ACTION RECOMMANDÉE : dans les appels que vous ferez parvenir le plus vite possible aux destinataires mentionnés ci-après (en espagnol ou dans votre propre langue) :
- engagez les autorités à protéger les personnes qui ont aidé les migrants à fuir leurs ravisseurs le 12 octobre dans la municipalité de Rafael Lara Grajales (État de Puebla) ;
- exhortez-les à veiller à ce que toutes les personnes arrêtées à Rafael Lara Grajales bénéficient des garanties prévues par la loi et d'un procès équitable, et qu'aucun habitant ne soit l'objet de chefs d'inculpation forgés de toutes pièces en représailles de leurs actes humanitaires d'assistance à des migrants ;
- priez le bureau du procureur général de la République d'enquêter sur les informations selon lesquelles la police municipale est impliquée dans l'enlèvement de migrants en situation irrégulière dans la municipalité de Rafael Lara Grajales et de faire en sorte que les ravisseurs présumés soient déférés à la justice ;
- demandez instamment aux autorités de fournir des visas temporaires aux migrants qui ont été enlevés, battus et soumis à du chantage, afin qu'ils puissent témoigner contre les responsables présumés sans crainte de représailles ou de rapatriement forcé.
APPELS À :
Procureur général de la République :
Lic.
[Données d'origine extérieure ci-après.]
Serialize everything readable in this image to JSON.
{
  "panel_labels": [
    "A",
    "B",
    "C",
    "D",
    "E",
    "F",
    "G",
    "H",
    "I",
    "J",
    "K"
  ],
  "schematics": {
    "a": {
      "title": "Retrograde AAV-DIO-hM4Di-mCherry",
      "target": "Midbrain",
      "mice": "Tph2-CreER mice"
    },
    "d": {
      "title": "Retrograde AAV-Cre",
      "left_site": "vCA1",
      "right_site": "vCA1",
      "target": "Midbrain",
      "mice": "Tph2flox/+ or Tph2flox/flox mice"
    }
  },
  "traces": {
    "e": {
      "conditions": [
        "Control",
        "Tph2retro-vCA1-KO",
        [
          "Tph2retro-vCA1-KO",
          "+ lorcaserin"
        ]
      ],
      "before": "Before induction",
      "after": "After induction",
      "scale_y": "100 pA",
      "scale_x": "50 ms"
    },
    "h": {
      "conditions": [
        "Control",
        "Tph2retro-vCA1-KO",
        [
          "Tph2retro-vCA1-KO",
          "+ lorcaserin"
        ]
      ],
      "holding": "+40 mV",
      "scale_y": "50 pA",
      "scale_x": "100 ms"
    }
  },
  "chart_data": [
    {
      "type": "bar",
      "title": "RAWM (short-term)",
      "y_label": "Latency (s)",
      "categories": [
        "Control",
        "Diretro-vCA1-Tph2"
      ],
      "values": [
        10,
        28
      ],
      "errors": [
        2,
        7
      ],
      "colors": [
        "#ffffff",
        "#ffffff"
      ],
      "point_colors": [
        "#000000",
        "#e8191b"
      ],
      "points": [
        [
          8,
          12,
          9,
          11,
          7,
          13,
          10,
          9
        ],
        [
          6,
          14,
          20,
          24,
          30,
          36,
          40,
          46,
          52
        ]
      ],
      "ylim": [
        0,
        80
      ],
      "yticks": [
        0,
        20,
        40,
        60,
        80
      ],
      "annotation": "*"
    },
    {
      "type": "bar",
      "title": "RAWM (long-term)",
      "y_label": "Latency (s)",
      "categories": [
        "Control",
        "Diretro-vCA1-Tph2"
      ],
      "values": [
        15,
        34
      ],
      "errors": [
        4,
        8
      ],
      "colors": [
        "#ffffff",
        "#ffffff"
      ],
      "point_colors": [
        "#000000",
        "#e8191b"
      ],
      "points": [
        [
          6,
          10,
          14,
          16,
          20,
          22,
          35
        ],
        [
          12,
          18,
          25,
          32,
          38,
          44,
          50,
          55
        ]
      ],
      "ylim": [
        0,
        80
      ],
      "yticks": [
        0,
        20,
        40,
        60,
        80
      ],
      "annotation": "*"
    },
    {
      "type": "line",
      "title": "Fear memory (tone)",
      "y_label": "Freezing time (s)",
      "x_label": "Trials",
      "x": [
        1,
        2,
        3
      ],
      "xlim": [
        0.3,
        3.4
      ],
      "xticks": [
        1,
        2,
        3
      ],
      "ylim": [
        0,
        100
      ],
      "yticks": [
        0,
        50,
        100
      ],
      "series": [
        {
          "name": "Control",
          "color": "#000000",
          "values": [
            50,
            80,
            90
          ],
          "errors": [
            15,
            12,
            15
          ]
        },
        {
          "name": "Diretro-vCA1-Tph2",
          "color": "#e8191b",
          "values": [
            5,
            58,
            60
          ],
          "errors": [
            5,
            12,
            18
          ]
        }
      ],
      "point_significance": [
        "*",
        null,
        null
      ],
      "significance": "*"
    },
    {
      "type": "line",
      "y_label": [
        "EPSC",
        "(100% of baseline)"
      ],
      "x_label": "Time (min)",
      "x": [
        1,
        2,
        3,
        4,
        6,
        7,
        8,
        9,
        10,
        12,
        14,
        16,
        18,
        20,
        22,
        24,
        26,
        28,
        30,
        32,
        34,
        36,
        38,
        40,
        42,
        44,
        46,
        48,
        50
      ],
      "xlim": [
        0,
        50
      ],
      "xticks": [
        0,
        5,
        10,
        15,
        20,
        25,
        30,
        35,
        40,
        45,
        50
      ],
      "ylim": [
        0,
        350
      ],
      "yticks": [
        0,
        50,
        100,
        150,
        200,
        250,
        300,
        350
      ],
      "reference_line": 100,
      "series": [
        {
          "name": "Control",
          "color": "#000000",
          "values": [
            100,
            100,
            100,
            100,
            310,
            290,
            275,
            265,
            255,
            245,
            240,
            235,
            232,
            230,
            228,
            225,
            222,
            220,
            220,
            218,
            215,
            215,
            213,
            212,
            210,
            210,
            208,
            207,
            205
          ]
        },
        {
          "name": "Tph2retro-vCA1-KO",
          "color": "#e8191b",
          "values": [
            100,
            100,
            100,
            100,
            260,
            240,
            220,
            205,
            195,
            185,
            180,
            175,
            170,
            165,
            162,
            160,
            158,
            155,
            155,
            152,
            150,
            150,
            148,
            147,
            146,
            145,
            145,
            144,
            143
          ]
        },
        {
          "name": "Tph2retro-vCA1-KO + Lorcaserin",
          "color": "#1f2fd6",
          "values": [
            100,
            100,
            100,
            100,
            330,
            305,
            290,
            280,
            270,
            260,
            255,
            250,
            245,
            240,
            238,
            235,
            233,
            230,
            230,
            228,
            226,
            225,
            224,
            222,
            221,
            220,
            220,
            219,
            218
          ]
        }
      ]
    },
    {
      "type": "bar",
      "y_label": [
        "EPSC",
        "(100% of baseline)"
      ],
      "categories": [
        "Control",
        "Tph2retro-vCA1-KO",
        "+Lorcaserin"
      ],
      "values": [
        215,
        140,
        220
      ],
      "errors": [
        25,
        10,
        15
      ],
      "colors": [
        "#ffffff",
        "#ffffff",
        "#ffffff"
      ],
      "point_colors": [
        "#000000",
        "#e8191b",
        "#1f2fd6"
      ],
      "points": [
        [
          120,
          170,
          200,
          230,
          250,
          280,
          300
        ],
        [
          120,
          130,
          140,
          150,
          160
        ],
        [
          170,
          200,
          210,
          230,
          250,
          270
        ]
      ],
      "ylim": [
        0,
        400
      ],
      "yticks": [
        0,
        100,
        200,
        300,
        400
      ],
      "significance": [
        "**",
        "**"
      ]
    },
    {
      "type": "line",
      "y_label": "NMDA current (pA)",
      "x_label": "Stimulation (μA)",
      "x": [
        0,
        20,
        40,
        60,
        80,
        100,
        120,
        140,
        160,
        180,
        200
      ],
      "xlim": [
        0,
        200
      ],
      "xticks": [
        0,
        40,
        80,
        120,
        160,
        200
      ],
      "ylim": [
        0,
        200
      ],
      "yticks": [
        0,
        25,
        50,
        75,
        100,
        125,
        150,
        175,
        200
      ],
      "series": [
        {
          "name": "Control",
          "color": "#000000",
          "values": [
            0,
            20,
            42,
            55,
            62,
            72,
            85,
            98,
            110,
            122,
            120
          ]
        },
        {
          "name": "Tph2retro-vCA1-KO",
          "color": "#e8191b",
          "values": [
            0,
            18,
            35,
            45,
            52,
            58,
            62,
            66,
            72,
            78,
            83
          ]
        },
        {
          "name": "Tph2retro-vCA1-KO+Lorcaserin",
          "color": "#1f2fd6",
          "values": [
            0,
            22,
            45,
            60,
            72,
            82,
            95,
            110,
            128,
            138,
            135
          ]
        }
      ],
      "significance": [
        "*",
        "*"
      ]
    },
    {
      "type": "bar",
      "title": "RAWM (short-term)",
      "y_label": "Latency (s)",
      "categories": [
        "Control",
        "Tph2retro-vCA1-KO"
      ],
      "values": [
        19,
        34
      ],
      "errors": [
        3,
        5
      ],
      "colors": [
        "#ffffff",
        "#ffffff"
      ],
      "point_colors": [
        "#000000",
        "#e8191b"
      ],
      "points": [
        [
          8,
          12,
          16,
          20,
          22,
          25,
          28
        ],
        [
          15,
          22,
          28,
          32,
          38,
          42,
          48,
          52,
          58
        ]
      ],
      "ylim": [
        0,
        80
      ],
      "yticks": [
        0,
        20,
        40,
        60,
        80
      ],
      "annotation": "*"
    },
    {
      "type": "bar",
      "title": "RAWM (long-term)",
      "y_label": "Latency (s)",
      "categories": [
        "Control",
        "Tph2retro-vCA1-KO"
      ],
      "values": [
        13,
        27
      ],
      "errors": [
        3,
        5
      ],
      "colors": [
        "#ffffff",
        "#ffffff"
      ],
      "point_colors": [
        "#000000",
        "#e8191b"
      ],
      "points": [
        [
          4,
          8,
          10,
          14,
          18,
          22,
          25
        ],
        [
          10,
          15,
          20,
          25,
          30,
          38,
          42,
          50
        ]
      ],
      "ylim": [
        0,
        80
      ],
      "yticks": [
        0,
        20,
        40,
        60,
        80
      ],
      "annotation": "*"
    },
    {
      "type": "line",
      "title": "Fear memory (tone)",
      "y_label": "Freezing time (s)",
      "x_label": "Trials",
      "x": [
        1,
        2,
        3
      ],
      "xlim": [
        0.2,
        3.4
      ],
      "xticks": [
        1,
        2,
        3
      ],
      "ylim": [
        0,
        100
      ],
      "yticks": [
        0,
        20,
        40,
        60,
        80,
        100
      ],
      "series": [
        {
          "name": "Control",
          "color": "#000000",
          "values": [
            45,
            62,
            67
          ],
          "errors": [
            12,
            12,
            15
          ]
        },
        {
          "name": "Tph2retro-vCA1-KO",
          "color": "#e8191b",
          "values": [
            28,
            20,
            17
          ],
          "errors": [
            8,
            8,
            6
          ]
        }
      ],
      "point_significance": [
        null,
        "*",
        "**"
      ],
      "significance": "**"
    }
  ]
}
Eduardo Medina-Mora Icaza
Procuraduría General de la República, Av. Paseo de la Reforma nº 211-213, Piso 16
Col. Cuauhtémoc, Del. Cuauhtémoc, México D.F., C.P. 06500, Mexique
Fax : +52 55 53 46 09 08
Formule d'appel : Señor Procurador General, / Monsieur le Procureur général,
Gouverneur de l'État de Puebla :
Lic. Mario Marín Torres, Gobernador del Estado de Puebla
Palacio de Gobierno, Av. Reforma 711 Altos Col. Centro, Puebla 72009m Mexique
Fax : +52 22 46 02 71
Formule d'appel : Señor Gobernador, / Monsieur le Gouverneur,
Procureure générale de l'État de Puebla :
Lic. Blanca Laura Villeda Martínez
Procuradora del Estado de Puebla, Blvd. 5 de Mayo y 31 Oriente
Col. Ladrillera de Benítez, Puebla 75539, Mexique
Fax : +52 22 372 867
Formule d'appel : Señora Procuradora, / Madame la Procureure générale,
Responsable des services fédéraux de l'immigration :
Lic. Cecilia Romero Castillo, Comisionada del Instituto Nacional de Migración
Calle Homero 1832, Col. Los Morales, Del. Miguel Hidalgo
México D.F., C.P. 11510, Mexique
Fax : +52 55 5557 9865
Formule d'appel : Señora Comisionada, / Madame,
COPIES À :
Président de la Commission nationale des droits humains (CNDH) :
Dr. José Luis Soberanes Fernández, Comisión Nacional de los Derechos Humanos
Edificio “Héctor Fix Zamudio”, 6° piso, Blvd. Adolfo López Mateos n° 1922
Col. Tlacopac San Ángel, Del. Álvaro Obregón, México D.F., C.P. 01040, Mexique
Fax : +52 55 56 81 81 25 (composez le 0 lorsque vous entendez une voix enregistrée)
ainsi qu'aux représentants diplomatiques du Mexique dans votre pays.
PRIÈRE D'INTERVENIR IMMÉDIATEMENT. APRÈS LE 5 NOVEMBRE 2008, VÉRIFIEZ AUPRÈS DE VOTRE SECTION S'IL FAUT ENCORE INTERVENIR. MERCI.